The part I do not get the logic of is inside the function template do_sort, that is:

    chunk_to_sort new_lower_chunk;
    new_lower_chunk.data.splice(new_lower_chunk.data.end(),
                                chunk_data,chunk_data.begin(),
                                divide_point);

    std::future<std::list<T> > new_lower=
        new_lower_chunk.promise.get_future();
    chunks.push(std::move(new_lower_chunk));
    if(threads.size()<max_thread_count)
    {
        threads.push_back(std::thread(&sorter<T>::sort_thread,this));
    }

    std::list<T> new_higher(do_sort(chunk_data));

    result.splice(result.end(),new_higher);
    while(new_lower.wait_for(std::chrono::seconds(0)) !=
          std::future_status::ready)
    {
        try_sort_chunk();
    }

    result.splice(result.begin(),new_lower.get());
    return result;

I get the single instructions. I do not get the whole picture, namely how and where the data are recursively divided and ordered by different threads.

Solution

The code uses std::partition to divide the data into two parts: those less than the partition value, and those not less than the partition value.

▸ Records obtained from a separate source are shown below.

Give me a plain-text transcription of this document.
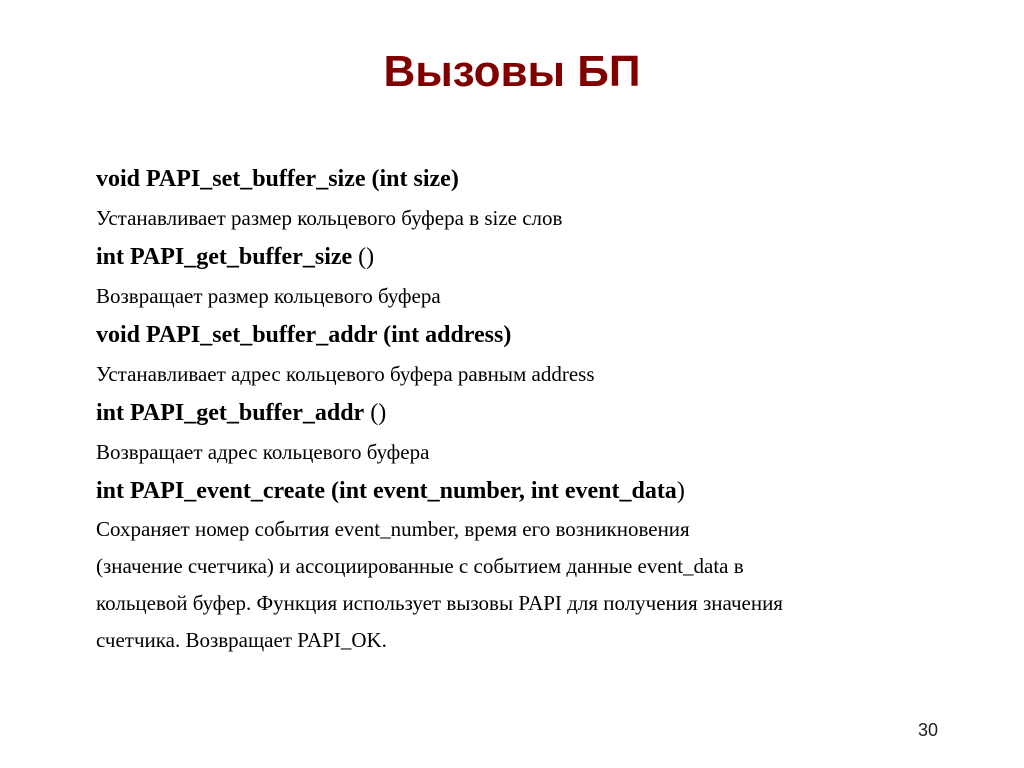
Вызовы БП
void PAPI_set_buffer_size (int size)
Устанавливает размер кольцевого буфера в size слов
int PAPI_get_buffer_size ()
Возвращает размер кольцевого буфера
void PAPI_set_buffer_addr (int address)
Устанавливает адрес кольцевого буфера равным address
int PAPI_get_buffer_addr ()
Возвращает адрес кольцевого буфера
int PAPI_event_create (int event_number, int event_data)
Сохраняет номер события event_number, время его возникновения
(значение счетчика) и ассоциированные с событием данные event_data в
кольцевой буфер. Функция использует вызовы PAPI для получения значения
счетчика. Возвращает PAPI_OK.
30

Then it uses the splice member function of std::list to move the nodes that are less than the partition value into a new list, and adds it to the list of chunks to sort. It spawns a new thread if there are less than the maximum number of threads running.

Then the code recursively sorts the remaining list: those items not less than the partition value. This may in turn spawn more threads.

Finally, while the list of values less than the partition value has not been processed, this thread then processes the pending chunks itself.